Another +1 from me, and a note to @YoTengo: This is covered in Sergei Winitzki's book, Linear Algebra via Exterior Products (introduced within a chapter or two), and is available online, I believe legitimately, for free. — pjs36, May 25 '15 at 02:38

score 2 · Answer 2 · 2015-05-29T06:28:58.463

An equation of the form $a_1x_1 + \cdots a_nx_n = d$ defines an $(n-1)$-dimensional flat (affine subspace) in $\Bbb R^n$. Remember that it requires at least $n$ of these $(n-1)$-D flats to uniquely define a point. Let's try to build some intuition for that.

Consider $\Bbb R^2$. An $(n-1)$-D flat in $\Bbb R^2$ is a line. One line isn't enough to specify a point. But if you have two lines, there are three possibilities:

$(1)$ the lines coincide. Well two lines right on top of each other isn't really any better than $1$ line. We can't specify a unique point with this. Two lines that coincide will be scalar multiples of each other. That is if $l_1: ax+by=c$ is one of your lines, then your other line $l_2$ must be of the form $l_2: k(ax+by) = k(c)$.

$(2)$ the lines are parallel, but don't coincide. If two lines in $\Bbb R^2$ are parallel then they never intersect, so there is no point that they share. In this case, the equations which specify these lines will have to be of the form $l_1: ax+by=c$ and $l_2: ax+by=d$, where $c\ne d$.

$(3)$ the lines intersect, but not everywhere. Then they define a unique point in $\Bbb R^2$ because two lines that don't coincide can only intersect once.

Now consider $\Bbb R^3$. An $(n-1)$-D flat in $\Bbb R^3$ is a plane. One plane can't specify a unique point. Two planes, can't even specify a unique point. The intersection of two planes is always either a line or the entire plane if they coincide. We need at least three planes to specify a unique point. If you have three planes in $\Bbb R^3$, there are $5$ possibilies:

$(1)$ At least two of the planes coincide. Again, this is basically like having only having $2$ (or less) planes. If $\pi_1$ and $\pi_2$ are two planes that coincide then their equations will be of the form $\pi_1: ax + by +cz = d$ and $\pi_2: k(ax+by+cz) = kd$.

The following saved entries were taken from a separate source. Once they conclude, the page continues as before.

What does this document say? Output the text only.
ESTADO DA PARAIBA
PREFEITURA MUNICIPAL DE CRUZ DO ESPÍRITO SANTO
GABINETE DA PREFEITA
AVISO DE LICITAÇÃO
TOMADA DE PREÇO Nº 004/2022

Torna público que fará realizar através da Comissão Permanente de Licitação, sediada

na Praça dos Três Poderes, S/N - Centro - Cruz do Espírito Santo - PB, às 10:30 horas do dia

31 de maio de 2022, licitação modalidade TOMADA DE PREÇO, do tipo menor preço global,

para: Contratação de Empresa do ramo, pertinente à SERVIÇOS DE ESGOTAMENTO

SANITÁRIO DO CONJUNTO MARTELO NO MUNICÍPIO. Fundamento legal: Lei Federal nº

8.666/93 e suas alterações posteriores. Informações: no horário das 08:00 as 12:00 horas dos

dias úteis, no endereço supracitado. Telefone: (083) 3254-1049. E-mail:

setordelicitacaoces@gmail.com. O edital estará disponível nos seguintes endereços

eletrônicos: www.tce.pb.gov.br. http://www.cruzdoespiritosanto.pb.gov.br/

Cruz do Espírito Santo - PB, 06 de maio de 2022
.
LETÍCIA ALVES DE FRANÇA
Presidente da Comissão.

$(2)$ At least two of the planes are parallel. Well if two of the planes are parallel, then those two planes can't intersect each other. So each may intersect with the third plane, but those intersections will either be lines or the entire plane -- thus a unique point cannot be specified by these three planes. If $\pi_1$ and $\pi_2$ are parallel then $\pi_1: ax+by+cz = d \implies \pi_2: ax+by+cz = f$ for $f\ne d$.

$(3)$ Each of the three planes intersect the other two, but all three lines of intersection are parallel and don't coincide. Then there can't be a point of intersection. This occurs when $\pi_1: a_1x+b_1y+c_1z = d_1$, $\pi_2: a_2x+b_2y+c_2z=d_2$, and $\pi_3: (ja_1 +ka_2)x + (jb_1 +kb_2)y + (jc_1 +kc_2)z = (jd_1 +kd_2)$

$(4)$ The lines of intersection are parallel and all $3$ coincide. Then they form a line which doesn't specify one point. Thus $\pi_1 \cap \pi_2 = \pi_2 \cap \pi_3$ for instance.

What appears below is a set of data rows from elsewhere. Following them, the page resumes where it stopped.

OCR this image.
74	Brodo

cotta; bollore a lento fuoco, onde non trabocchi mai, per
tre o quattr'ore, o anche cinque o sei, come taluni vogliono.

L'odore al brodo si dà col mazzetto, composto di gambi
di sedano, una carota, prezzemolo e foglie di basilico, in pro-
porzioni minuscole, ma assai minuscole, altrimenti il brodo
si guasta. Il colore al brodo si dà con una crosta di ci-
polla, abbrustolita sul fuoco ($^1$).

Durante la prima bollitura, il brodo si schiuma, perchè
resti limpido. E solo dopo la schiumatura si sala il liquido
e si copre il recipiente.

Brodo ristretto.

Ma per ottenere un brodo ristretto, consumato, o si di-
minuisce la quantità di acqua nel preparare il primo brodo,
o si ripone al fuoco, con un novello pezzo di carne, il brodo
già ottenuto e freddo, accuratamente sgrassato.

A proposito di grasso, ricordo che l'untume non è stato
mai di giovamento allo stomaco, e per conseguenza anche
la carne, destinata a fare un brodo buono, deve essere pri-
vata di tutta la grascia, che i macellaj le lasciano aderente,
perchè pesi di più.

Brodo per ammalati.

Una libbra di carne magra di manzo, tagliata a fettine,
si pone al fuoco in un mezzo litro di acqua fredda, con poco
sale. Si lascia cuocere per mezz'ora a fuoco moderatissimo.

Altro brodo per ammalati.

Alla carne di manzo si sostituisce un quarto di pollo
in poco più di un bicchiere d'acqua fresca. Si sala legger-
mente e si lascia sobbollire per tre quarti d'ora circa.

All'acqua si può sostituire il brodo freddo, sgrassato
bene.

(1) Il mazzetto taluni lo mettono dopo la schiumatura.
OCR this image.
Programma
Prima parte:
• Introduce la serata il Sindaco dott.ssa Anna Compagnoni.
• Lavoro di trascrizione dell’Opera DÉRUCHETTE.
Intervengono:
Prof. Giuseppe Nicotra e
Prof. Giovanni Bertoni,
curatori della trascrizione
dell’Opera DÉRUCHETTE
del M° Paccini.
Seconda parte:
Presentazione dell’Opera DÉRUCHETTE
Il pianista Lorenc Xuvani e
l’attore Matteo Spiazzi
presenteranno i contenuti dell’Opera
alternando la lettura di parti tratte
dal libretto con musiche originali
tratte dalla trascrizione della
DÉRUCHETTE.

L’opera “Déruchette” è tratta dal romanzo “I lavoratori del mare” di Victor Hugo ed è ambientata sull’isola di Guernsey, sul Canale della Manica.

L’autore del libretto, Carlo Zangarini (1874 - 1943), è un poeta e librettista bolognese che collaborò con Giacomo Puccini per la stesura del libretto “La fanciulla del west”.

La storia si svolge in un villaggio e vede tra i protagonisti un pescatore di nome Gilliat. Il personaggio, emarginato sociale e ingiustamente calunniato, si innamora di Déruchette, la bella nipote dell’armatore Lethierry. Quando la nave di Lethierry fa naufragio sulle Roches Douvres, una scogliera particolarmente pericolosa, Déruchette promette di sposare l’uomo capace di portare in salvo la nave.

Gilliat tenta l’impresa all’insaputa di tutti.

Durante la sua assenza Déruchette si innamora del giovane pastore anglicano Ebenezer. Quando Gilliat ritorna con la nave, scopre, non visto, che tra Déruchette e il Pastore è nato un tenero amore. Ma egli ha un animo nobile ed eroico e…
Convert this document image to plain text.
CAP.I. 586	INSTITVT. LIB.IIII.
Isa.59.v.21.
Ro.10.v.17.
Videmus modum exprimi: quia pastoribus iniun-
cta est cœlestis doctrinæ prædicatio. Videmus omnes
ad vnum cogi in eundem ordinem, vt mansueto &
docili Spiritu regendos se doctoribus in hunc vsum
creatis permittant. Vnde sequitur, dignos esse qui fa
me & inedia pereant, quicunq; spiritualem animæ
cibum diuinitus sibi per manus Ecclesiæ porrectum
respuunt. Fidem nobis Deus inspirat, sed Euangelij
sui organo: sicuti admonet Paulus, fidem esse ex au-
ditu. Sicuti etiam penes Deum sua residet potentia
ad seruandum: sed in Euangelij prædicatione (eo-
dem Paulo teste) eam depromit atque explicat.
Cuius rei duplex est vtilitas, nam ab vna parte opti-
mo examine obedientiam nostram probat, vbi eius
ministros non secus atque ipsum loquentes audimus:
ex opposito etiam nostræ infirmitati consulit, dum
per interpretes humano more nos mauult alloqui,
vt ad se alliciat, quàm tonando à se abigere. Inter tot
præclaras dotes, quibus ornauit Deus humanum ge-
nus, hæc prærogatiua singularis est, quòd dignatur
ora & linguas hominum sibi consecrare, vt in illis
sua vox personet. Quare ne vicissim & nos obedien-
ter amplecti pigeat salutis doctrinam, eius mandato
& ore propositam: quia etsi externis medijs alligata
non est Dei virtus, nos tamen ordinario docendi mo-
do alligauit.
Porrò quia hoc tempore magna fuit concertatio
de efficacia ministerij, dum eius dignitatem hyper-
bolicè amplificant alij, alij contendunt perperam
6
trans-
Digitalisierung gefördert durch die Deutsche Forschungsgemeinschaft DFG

$(5)$ None of the above. Then each of the three planes intersect with the other two and the lines of intersection aren't all parallel. Then because these planes are just $2$-D subspaces, we can use what we know from our consideration of $\Bbb R^2$ earlier to see that at least two of these lines intersect. Thus all three planes intersection at a single point.

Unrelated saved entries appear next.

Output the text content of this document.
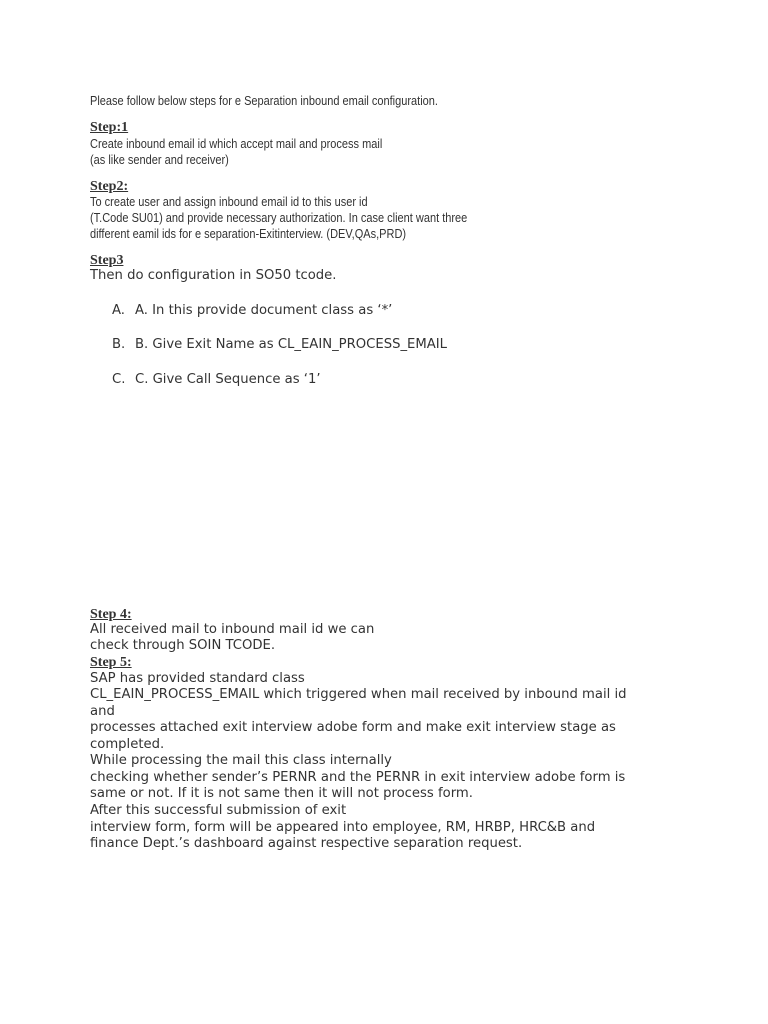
Please follow below steps for e Separation inbound email configuration.
Step:1
Create inbound email id which accept mail and process mail
(as like sender and receiver)
Step2:
To create user and assign inbound email id to this user id
(T.Code SU01) and provide necessary authorization. In case client want three
different eamil ids for e separation-Exitinterview. (DEV,QAs,PRD)
Step3
Then do configuration in SO50 tcode.
A. A. In this provide document class as ‘*’
B. B. Give Exit Name as CL_EAIN_PROCESS_EMAIL
C. C. Give Call Sequence as ‘1’
Step 4:
All received mail to inbound mail id we can
check through SOIN TCODE.
Step 5:
SAP has provided standard class
CL_EAIN_PROCESS_EMAIL which triggered when mail received by inbound mail id
and
processes attached exit interview adobe form and make exit interview stage as
completed.
While processing the mail this class internally
checking whether sender’s PERNR and the PERNR in exit interview adobe form is
same or not. If it is not same then it will not process form.
After this successful submission of exit
interview form, form will be appeared into employee, RM, HRBP, HRC&B and
finance Dept.’s dashboard against respective separation request.
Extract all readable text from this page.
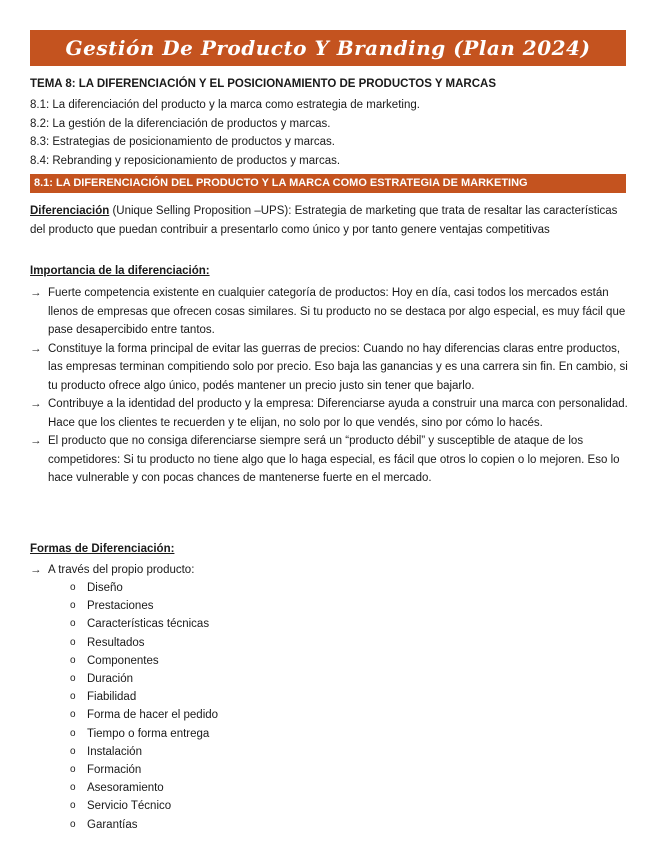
Gestión De Producto Y Branding (Plan 2024)
TEMA 8: LA DIFERENCIACIÓN Y EL POSICIONAMIENTO DE PRODUCTOS Y MARCAS
8.1: La diferenciación del producto y la marca como estrategia de marketing.
8.2: La gestión de la diferenciación de productos y marcas.
8.3: Estrategias de posicionamiento de productos y marcas.
8.4: Rebranding y reposicionamiento de productos y marcas.
8.1: LA DIFERENCIACIÓN DEL PRODUCTO Y LA MARCA COMO ESTRATEGIA DE MARKETING
Diferenciación (Unique Selling Proposition –UPS): Estrategia de marketing que trata de resaltar las características del producto que puedan contribuir a presentarlo como único y por tanto genere ventajas competitivas
Importancia de la diferenciación:
→ Fuerte competencia existente en cualquier categoría de productos: Hoy en día, casi todos los mercados están llenos de empresas que ofrecen cosas similares. Si tu producto no se destaca por algo especial, es muy fácil que pase desapercibido entre tantos.
→ Constituye la forma principal de evitar las guerras de precios: Cuando no hay diferencias claras entre productos, las empresas terminan compitiendo solo por precio. Eso baja las ganancias y es una carrera sin fin. En cambio, si tu producto ofrece algo único, podés mantener un precio justo sin tener que bajarlo.
→ Contribuye a la identidad del producto y la empresa: Diferenciarse ayuda a construir una marca con personalidad. Hace que los clientes te recuerden y te elijan, no solo por lo que vendés, sino por cómo lo hacés.
→ El producto que no consiga diferenciarse siempre será un “producto débil” y susceptible de ataque de los competidores: Si tu producto no tiene algo que lo haga especial, es fácil que otros lo copien o lo mejoren. Eso lo hace vulnerable y con pocas chances de mantenerse fuerte en el mercado.
Formas de Diferenciación:
→ A través del propio producto:
o Diseño
o Prestaciones
o Características técnicas
o Resultados
o Componentes
o Duración
o Fiabilidad
o Forma de hacer el pedido
o Tiempo o forma entrega
o Instalación
o Formación
o Asesoramiento
o Servicio Técnico
o Garantías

Solving a system of linear equations is just finding this one point of intersection of $(n-1)$-D flats. Hopefully you get the point from the above that you need at least $n$ $(n-1)$-D flats to specify a point -- but just because you have $n$ of them doesn't mean you will.

One other thing to notice is that every time the collection of flats didn't specify a unique point, the equations of at least one of those flats was a linear combination of the others. I won't prove it, but this is a general result: an equation of a flat is a linear combination of the other $n-1$ flats $\iff$ that collection of $n$ flats does not specify a unique point.

Now let's see how the determinant arises from looking analyzing whether a system of $n$ linear equations in $n$ variables has a unique solution.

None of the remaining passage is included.